There is so much more to say about Newton’s and quasi-Newton methods which we haven’t touched on here such as convergence rates etc. Further, there are intricate connections to linear solvers such as the conjugate gradient algorithm (CG) which coincides with BFGS in some sense under certain circumstance. I suppose, whenever a linear system is solved explicitely (as in Newton’s method) or implicitly (as in quasi-Newton methods) you have to think about linear solver, too. But this, too, may be a topic for another blogpost.

References

[1] J. J. Dennis and J. Moré 1977 Quasi-Newton methods, motivation and theory., SIAM Review 19.1 pp. 46–89.

[2] J. Dennis 1971 On some methods based on Broyden’s secant approximations., Numerical Methods for Non-Linear Optimization.

[3] C. Broyden 1969 A new double-rank minimization algorithm, Notices of the AMS 16.4 p. 670.

[4] R. Fletcher 1970 A new approach to variable metric algorithms, The Computer Journal 13.3 p. 317.
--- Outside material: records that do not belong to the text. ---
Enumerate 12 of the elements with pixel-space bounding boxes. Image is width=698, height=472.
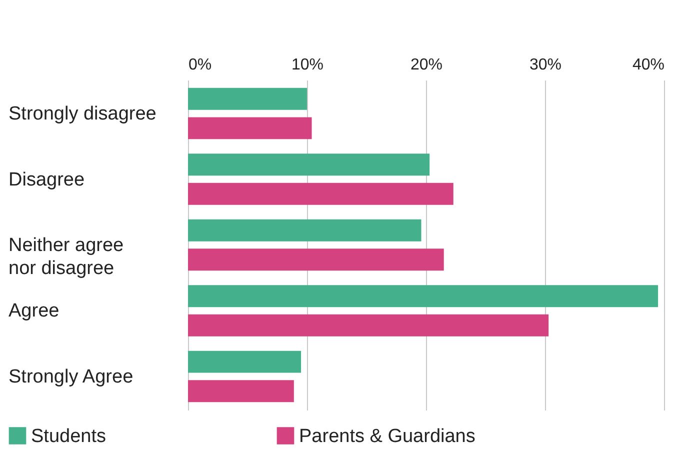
x-tick-label: 30% (529, 56, 562, 74)
x-tick-label: 10% (291, 56, 324, 74)
y-tick-label: Strongly Agree (8, 366, 134, 388)
legend-label: Students (31, 426, 106, 447)
y-tick-label: Strongly disagree (8, 104, 156, 125)
x-tick-label: 40% (632, 56, 664, 74)
legend-label: Parents & Guardians (299, 426, 476, 447)
y-tick-label: Agree (8, 300, 60, 322)
y-tick-label: Disagree (8, 169, 85, 190)
x-tick-label: 0% (188, 56, 212, 74)
y-tick-label: Neither agree nor disagree (8, 235, 124, 279)
x-tick-label: 20% (410, 56, 443, 74)
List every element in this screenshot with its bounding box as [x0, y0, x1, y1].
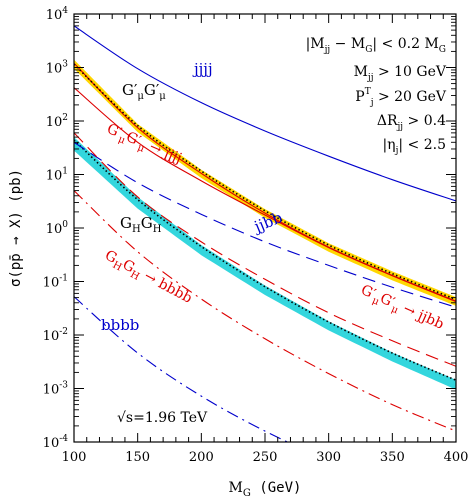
x-tick-label: 250 — [253, 450, 278, 465]
x-tick-label: 300 — [316, 450, 341, 465]
y-tick-label: 102 — [46, 113, 68, 130]
y-tick-label: 104 — [46, 6, 69, 23]
y-tick-label: 101 — [46, 167, 68, 184]
label-jjbb: jjbb — [250, 208, 285, 236]
x-tick-label: 150 — [125, 450, 150, 465]
y-tick-label: 10-4 — [43, 434, 69, 451]
y-axis-title: σ(pp̄ → X) (pb) — [8, 169, 24, 287]
label-gmu: G′μG′μ — [122, 81, 166, 102]
series-lines — [74, 25, 456, 442]
x-tick-label: 200 — [189, 450, 214, 465]
label-gh-bbbb: GHGH → bbbb — [101, 247, 195, 309]
label-gh: GHGH — [120, 214, 162, 235]
curve-jjbb_bg — [74, 141, 456, 308]
x-tick-label: 400 — [444, 450, 469, 465]
x-tick-label: 350 — [380, 450, 405, 465]
cut-label: |ηj| < 2.5 — [382, 137, 446, 156]
energy-label: √s=1.96 TeV — [117, 410, 208, 426]
annotations: |Mjj − MG| < 0.2 MG Mjj > 10 GeV PTj > 20 … — [101, 36, 447, 426]
axes: 100 150 200 250 300 350 400 104 103 102 101 100 10-1… — [8, 6, 468, 496]
cut-label: ΔRjj > 0.4 — [377, 113, 446, 132]
label-jjjj: jjjj — [192, 60, 213, 78]
y-tick-label: 100 — [46, 220, 69, 237]
y-tick-label: 10-1 — [43, 274, 68, 291]
curve-gh_bbbb — [74, 190, 456, 432]
x-tick-label: 100 — [62, 450, 87, 465]
curve-gmu_dotted — [74, 63, 456, 301]
y-tick-label: 10-2 — [43, 327, 68, 344]
curve-gmu_jjbb — [74, 132, 456, 367]
cut-label: Mjj > 10 GeV — [354, 64, 447, 83]
curve-bbbb_bg — [74, 296, 289, 442]
curve-jjjj_bg — [74, 25, 456, 202]
y-tick-label: 10-3 — [43, 381, 69, 398]
y-tick-label: 103 — [46, 60, 69, 77]
cut-label: |Mjj − MG| < 0.2 MG — [306, 36, 446, 55]
x-axis-title: MG (GeV) — [229, 480, 302, 496]
curve-gh_dotted — [74, 139, 456, 381]
cut-label: PTj > 20 GeV — [355, 87, 447, 108]
curve-gmu_jjjj — [74, 87, 456, 303]
label-bbbb: bbbb — [101, 316, 139, 334]
label-gmu-jjjj: G′μG′μ → jjjj — [103, 121, 184, 170]
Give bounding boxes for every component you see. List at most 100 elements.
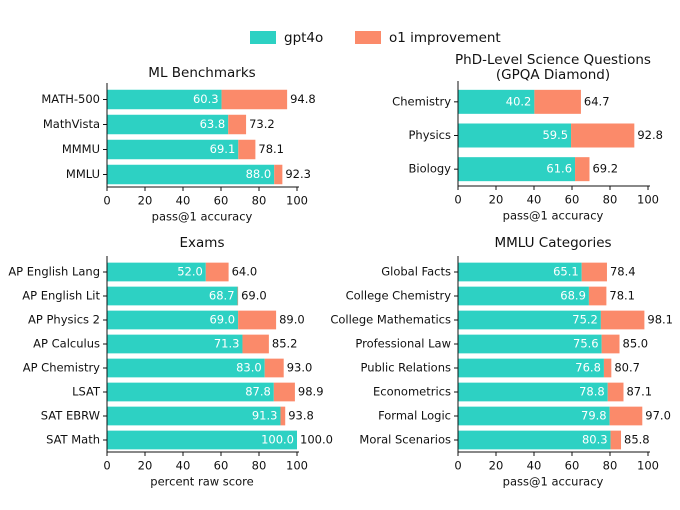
y-tick-label: Public Relations	[360, 361, 451, 375]
bar-segment	[458, 157, 576, 182]
bar-segment	[107, 114, 229, 135]
legend-label: gpt4o	[284, 30, 323, 46]
bar-segment	[458, 286, 589, 306]
value-label: 76.8	[575, 361, 601, 375]
value-label: 79.8	[581, 409, 607, 423]
y-tick-label: AP Chemistry	[23, 361, 100, 375]
bar-segment	[458, 430, 611, 450]
x-tick-label: 80	[603, 193, 618, 207]
bar-segment	[107, 430, 297, 450]
total-label: 98.9	[298, 385, 324, 399]
x-tick-label: 0	[103, 194, 110, 208]
y-tick-label: Global Facts	[381, 265, 451, 279]
value-label: 68.9	[560, 289, 586, 303]
legend-swatch	[355, 31, 381, 44]
y-tick-label: College Mathematics	[330, 313, 451, 327]
x-tick-label: 40	[176, 459, 191, 473]
chart-title: MMLU Categories	[494, 235, 611, 251]
y-tick-label: Moral Scenarios	[359, 433, 451, 447]
chart-title: PhD-Level Science Questions	[455, 52, 651, 68]
total-label: 69.0	[241, 289, 267, 303]
value-label: 91.3	[252, 409, 278, 423]
bar-segment	[274, 164, 283, 185]
bar-segment	[237, 286, 239, 306]
y-tick-label: AP English Lang	[8, 265, 100, 279]
x-tick-label: 100	[637, 193, 659, 207]
total-label: 73.2	[249, 117, 275, 131]
x-tick-label: 100	[286, 194, 308, 208]
x-tick-label: 80	[252, 194, 267, 208]
bar-segment	[238, 139, 256, 160]
bar-segment	[107, 89, 222, 110]
y-tick-label: SAT Math	[46, 433, 100, 447]
total-label: 78.4	[610, 265, 636, 279]
bar-segment	[273, 382, 295, 402]
bar-segment	[107, 334, 243, 354]
total-label: 93.0	[287, 361, 313, 375]
bar-segment	[458, 334, 602, 354]
bar-segment	[458, 406, 610, 426]
x-axis-label: percent raw score	[150, 475, 253, 489]
bar-segment	[242, 334, 269, 354]
y-tick-label: MathVista	[43, 117, 100, 131]
x-tick-label: 20	[489, 193, 504, 207]
value-label: 69.1	[210, 142, 236, 156]
total-label: 94.8	[290, 92, 316, 106]
x-tick-label: 80	[603, 459, 618, 473]
y-tick-label: Chemistry	[392, 94, 451, 108]
value-label: 88.0	[246, 167, 272, 181]
chart-title: (GPQA Diamond)	[496, 67, 610, 83]
x-tick-label: 20	[138, 194, 153, 208]
x-tick-label: 40	[527, 459, 542, 473]
value-label: 68.7	[209, 289, 235, 303]
bar-segment	[107, 406, 281, 426]
x-tick-label: 100	[637, 459, 659, 473]
bar-segment	[458, 310, 601, 330]
bar-segment	[458, 358, 604, 378]
value-label: 52.0	[177, 265, 203, 279]
total-label: 85.8	[624, 433, 650, 447]
total-label: 85.2	[272, 337, 298, 351]
legend-swatch	[250, 31, 276, 44]
x-tick-label: 60	[214, 459, 229, 473]
bar-segment	[458, 382, 608, 402]
total-label: 80.7	[614, 361, 640, 375]
total-label: 93.8	[288, 409, 314, 423]
total-label: 97.0	[645, 409, 671, 423]
y-tick-label: MMMU	[62, 142, 100, 156]
bar-segment	[534, 89, 581, 114]
x-tick-label: 0	[103, 459, 110, 473]
value-label: 65.1	[553, 265, 579, 279]
total-label: 64.0	[232, 265, 258, 279]
x-tick-label: 60	[565, 193, 580, 207]
total-label: 87.1	[626, 385, 652, 399]
total-label: 85.0	[623, 337, 649, 351]
bar-segment	[205, 262, 229, 282]
x-tick-label: 60	[214, 194, 229, 208]
bar-segment	[107, 382, 274, 402]
bar-segment	[607, 382, 624, 402]
legend-label: o1 improvement	[389, 30, 501, 46]
bar-segment	[107, 139, 239, 160]
total-label: 92.3	[285, 167, 311, 181]
total-label: 89.0	[279, 313, 305, 327]
bar-segment	[581, 262, 607, 282]
bar-segment	[603, 358, 612, 378]
value-label: 75.2	[572, 313, 598, 327]
x-tick-label: 100	[286, 459, 308, 473]
x-tick-label: 20	[489, 459, 504, 473]
value-label: 61.6	[546, 162, 572, 176]
bar-segment	[609, 406, 643, 426]
x-tick-label: 40	[527, 193, 542, 207]
bar-segment	[238, 310, 277, 330]
x-tick-label: 40	[176, 194, 191, 208]
y-tick-label: Formal Logic	[378, 409, 451, 423]
value-label: 87.8	[245, 385, 271, 399]
x-tick-label: 0	[454, 193, 461, 207]
x-axis-label: pass@1 accuracy	[152, 210, 253, 224]
x-tick-label: 0	[454, 459, 461, 473]
bar-segment	[600, 310, 645, 330]
bar-segment	[107, 286, 238, 306]
bar-segment	[588, 286, 607, 306]
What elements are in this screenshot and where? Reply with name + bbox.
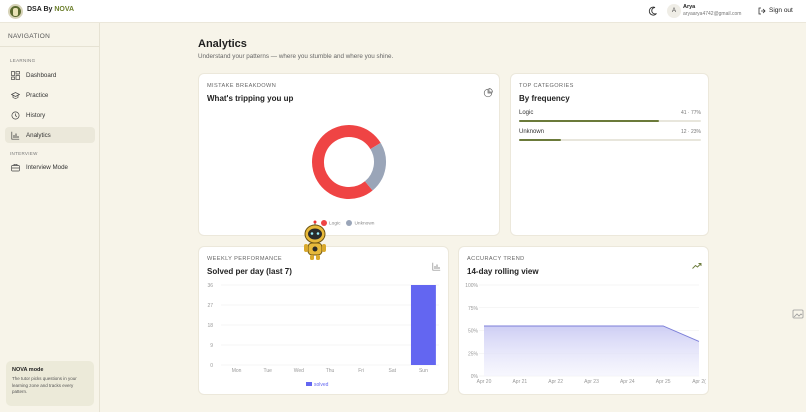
- bar-chart-icon: [11, 131, 20, 140]
- x-tick-label: Fri: [358, 368, 364, 374]
- legend-swatch-solved: [306, 382, 312, 386]
- x-tick-label: Apr 21: [512, 379, 527, 385]
- section-label-interview: INTERVIEW: [10, 151, 38, 156]
- y-tick-label: 9: [210, 343, 213, 349]
- legend-label-solved: solved: [314, 382, 329, 388]
- x-tick-label: Sat: [389, 368, 397, 374]
- avatar[interactable]: A: [667, 4, 681, 18]
- y-tick-label: 36: [207, 283, 213, 289]
- donut-slice-unknown: [364, 142, 386, 191]
- sidebar-item-label: History: [26, 111, 46, 119]
- user-email: aryaarya4742@gmail.com: [683, 11, 742, 17]
- donut-slice-logic: [312, 125, 381, 199]
- category-label: Logic: [519, 110, 534, 116]
- x-tick-label: Mon: [232, 368, 242, 374]
- sign-out-button[interactable]: Sign out: [752, 3, 799, 18]
- sidebar-item-label: Dashboard: [26, 71, 57, 79]
- user-name: Arya: [683, 4, 696, 10]
- y-tick-label: 0: [210, 363, 213, 369]
- donut-legend: Logic Unknown: [321, 220, 374, 226]
- page-title: Analytics: [198, 38, 247, 50]
- sidebar-item-label: Practice: [26, 91, 49, 99]
- sidebar-item-practice[interactable]: Practice: [5, 87, 95, 103]
- dashboard-icon: [11, 70, 20, 80]
- moon-icon[interactable]: [648, 6, 658, 16]
- graduation-cap-icon: [11, 91, 20, 99]
- section-label-learning: LEARNING: [10, 58, 36, 63]
- x-tick-label: Apr 24: [620, 379, 635, 385]
- trending-up-icon: [692, 263, 702, 269]
- top-bar: DSA By NOVA A Arya aryaarya4742@gmail.co…: [0, 0, 806, 23]
- x-tick-label: Apr 23: [584, 379, 599, 385]
- sidebar-item-analytics[interactable]: Analytics: [5, 127, 95, 143]
- x-tick-label: Apr 22: [548, 379, 563, 385]
- sidebar-item-history[interactable]: History: [5, 107, 95, 123]
- card-kicker: TOP CATEGORIES: [519, 83, 574, 89]
- pie-chart-icon: [483, 88, 493, 98]
- card-title: What's tripping you up: [207, 94, 294, 103]
- y-tick-label: 50%: [468, 329, 479, 335]
- y-tick-label: 75%: [468, 306, 479, 312]
- accuracy-area-chart: 0% 25% 50% 75% 100% Apr 20 Apr 21 Apr 22 Apr 23 A…: [465, 283, 706, 385]
- sidebar-item-label: Analytics: [26, 131, 51, 139]
- accuracy-line: [484, 325, 700, 342]
- x-tick-label: Sun: [419, 368, 428, 374]
- legend-item-logic[interactable]: Logic: [321, 220, 340, 226]
- nova-mode-info: NOVA mode The tutor picks questions in y…: [6, 361, 94, 406]
- y-tick-label: 27: [207, 303, 213, 309]
- category-value: 12 · 23%: [680, 129, 701, 135]
- sidebar: NAVIGATION LEARNING Dashboard Practice H…: [0, 23, 100, 412]
- bar-chart-icon: [432, 262, 441, 271]
- x-tick-label: Thu: [326, 368, 335, 374]
- y-tick-label: 100%: [465, 283, 478, 289]
- y-tick-label: 18: [207, 323, 213, 329]
- accuracy-area: [484, 325, 699, 376]
- x-tick-label: Wed: [294, 368, 304, 374]
- y-tick-label: 0%: [471, 374, 479, 380]
- category-value: 41 · 77%: [680, 110, 701, 116]
- weekly-performance-card: WEEKLY PERFORMANCE Solved per day (last …: [198, 246, 449, 395]
- x-tick-label: Tue: [263, 368, 272, 374]
- card-title: By frequency: [519, 94, 570, 103]
- card-title: Solved per day (last 7): [207, 267, 292, 276]
- top-categories-card: TOP CATEGORIES By frequency Logic 41 · 7…: [510, 73, 709, 236]
- bar-sun: [410, 285, 436, 365]
- legend-item-unknown[interactable]: Unknown: [346, 220, 374, 226]
- history-icon: [11, 111, 20, 119]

[5] D. Goldfarb 1970 A family of variable metric updates derived by variational means, Math. Comp. 24.109 pp. 23–26.

[6] D. Shanno 1970 Conditioning of quasi-Newton methods for function minimization, Math. Comp. 24.111 pp. 647–656.

[7] J. Greenstadt 1970 Variations on variable-metric methods, Math. Comp 24 pp. 1–22.

[8] M. Powell 1970 A new algorithm for unconstrained optimization, Nonlinear Programming.

[9] W. Davidon 1959 Variable metric method for minimization, Tech. rep. Argonne National Laboratories, Ill.

[10] R. Fletcher and M. Powell 1963 A rapidly convergent descent method for minimization The Computer Journal 6.2 pp. 163–168.